What drives you to share films and books that you love with others?

The same way that I want to show the riches of French cinema I also want to share the beauty of these books. My passion has always been to explore and share. You can also see that in my own films, where I like to address new subjects, such as historical periods that have never been dealt with before. For example, I directed the WWI drama, “Captain Conan” (1996) about 500,000 French infantry soldiers who in September 1918 were sent to fight in Bucharest, Romania. I screened the film to an audience which included two former French ministers of education, Jacques Lang and Lionel Jospin, who said they both had no idea of this period of French history.

Had did you choose the films for the Classic Westerns at Lumiere?

The festival staff told me that they had shown some classic films, such as “The Big Sky,” or “Canyon Passage.” Others had been chosen recently, such as John Huston’s “Law and Order” which was chosen by Martin Scorsese when he screened his favorite films at Lumiere. There were other titles I wanted to screen, but for which were unavailable in DCP copies, such as Robert Wise’s “Blood on the Moon,” (1948), which I regret because it’s a very good western, starring Robert Mitchum.

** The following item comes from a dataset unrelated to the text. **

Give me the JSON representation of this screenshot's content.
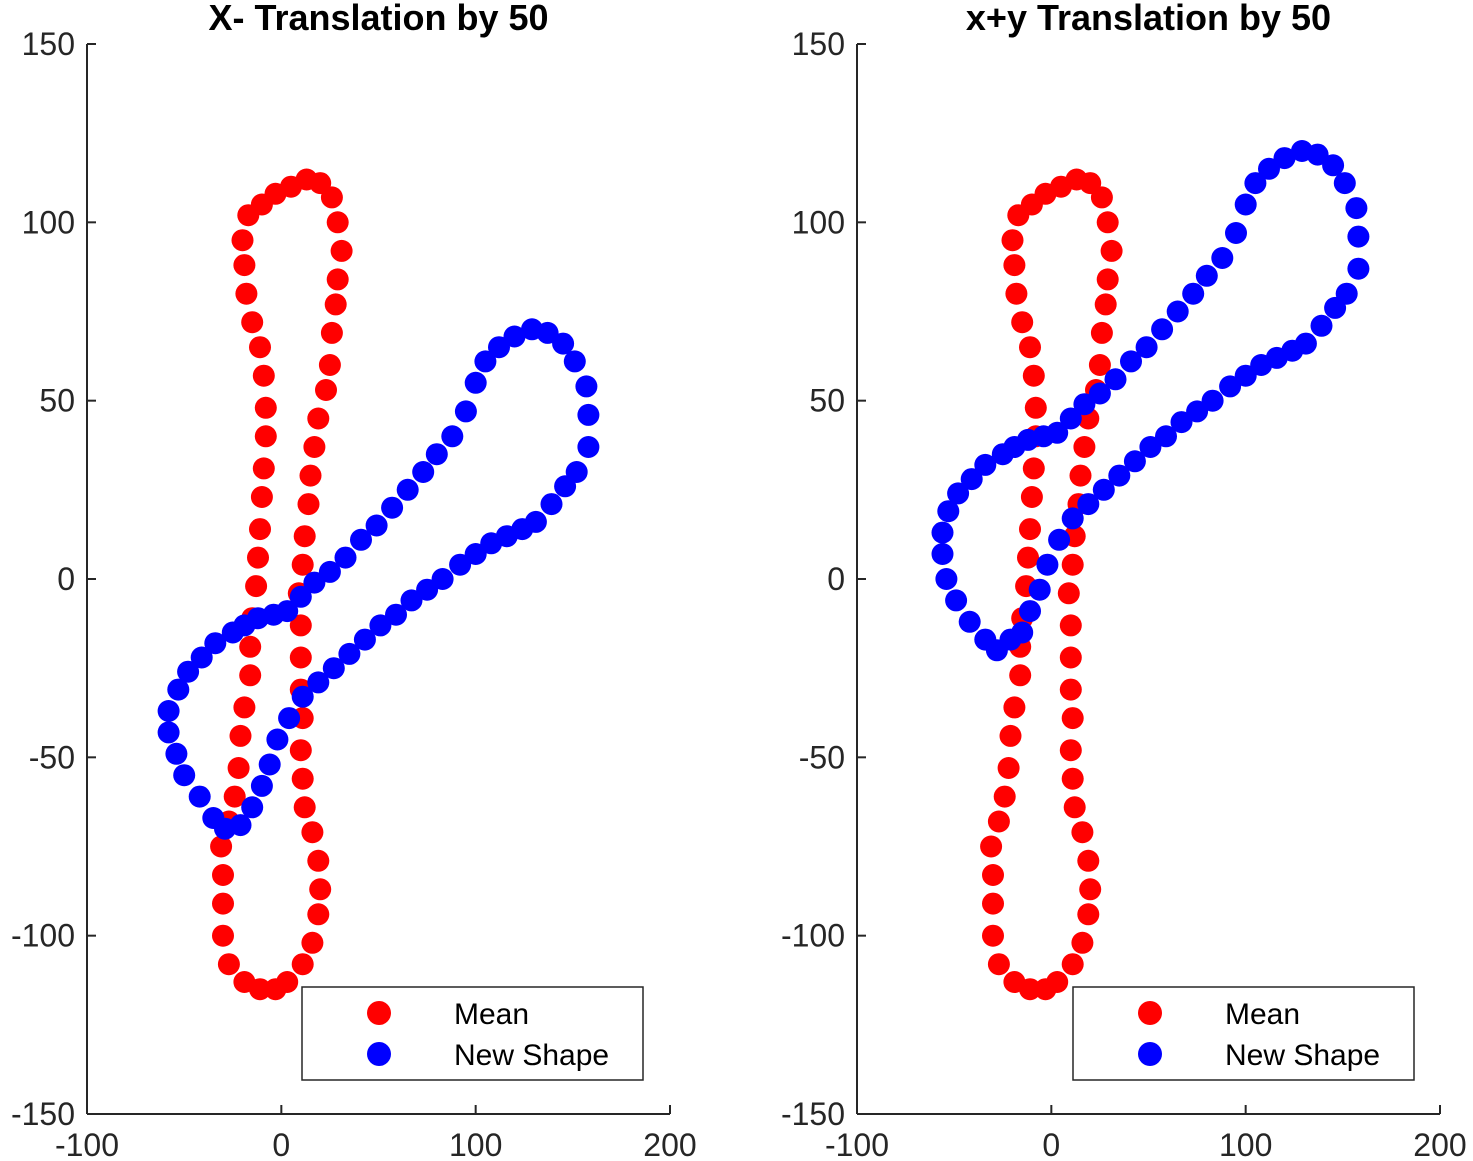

I asked Lumiere to screen “High Noon,” because of the film itself, and also because of the book by Glenn Frankrel, “High Noon: The Hollywood Blacklist and the Making of an American Classic.”

Reading the book made me want to see the film again. The film is actually a great story about the blacklist. The story is a mirror of what was happening to the pic’s writer, Carl Foreman, behind the scenes. He was deserted by the Hollywood establishment. Stanley Kramer suddenly asked Foreman to leave the film.

Gary Cooper was a member of the anti-communist actors group, the Motion Picture Alliance for the Preservation of American Ideals, but he stood by Foreman. He emulated his role in the movie. There were many paradoxes at this time. John Wayne had said that “High Noon” was the most anti-American film ever made, but he received the Oscar on Gary Cooper’s behalf for the film and made a very beautiful speech.

Have any of your own films been influenced by your love of Westerns?

I actually decided to become a film director after I saw John Ford’s “Yellow Ribbon”, when I was thirteen. I wanted to film the sky and the landscapes in that way. I think that my “The Princess of Montpensier,” (2011) is ultimately a Western. You can also see this influence in my films such as “Captain Conan” and “The Judge and the Assassin” (1976). Unlike the Italians, French directors didn’t try to make Westerns, but they explored many of the same themes and cinematic devices, such as how to show landscapes and so on. I’m not a great fan of the genre of Spaghetti Westerns, unlike Tarantino. I like the films by Sergio Leone, and by Sergio Sollima, who did something original. French cinema explored some of the ideas of Westerns when doing swashbuckling films. But Westerns nonetheless had a very important influence on French films. For example, Hawks’ mixing of comedy and drama influenced many people. Jacques Becker was very much influenced by Hawks. There is a difference between influence and imitation.

What’s so special about the Western as a film genre?

In the great Westerns you have the impression that the character belongs to the soil and to the historical period. They are rooted in a specific place and time. That’s something I’ve learned from American cinema. You can’t separate John Ford from Monument Valley. The Westerns are a cinematic creation, but because of this authentic rooting, you believe in the films. When we see John Wayne coming back from the Civil War, in the first shot of “The Searchers” we get the feeling that he’s carrying the entire burden of the Civil War in a single silent shot.

How did you decide the time frame of the section?

You have to set limits. There are some great recent Westerns, such as the films by Clint Eastwood or Tarantino’s “Django Unchained.” I myself was press attaché on Arthur Penn’s “Little Big Man” and also worked with Clint Eastwood. But for this selection we chose the period between the early 1940s and early 1960s. Maybe we’ll do other tributes in the future, for more recent Westerns and, why not, about Westerns from the silent era. You have to leave space for future tributes!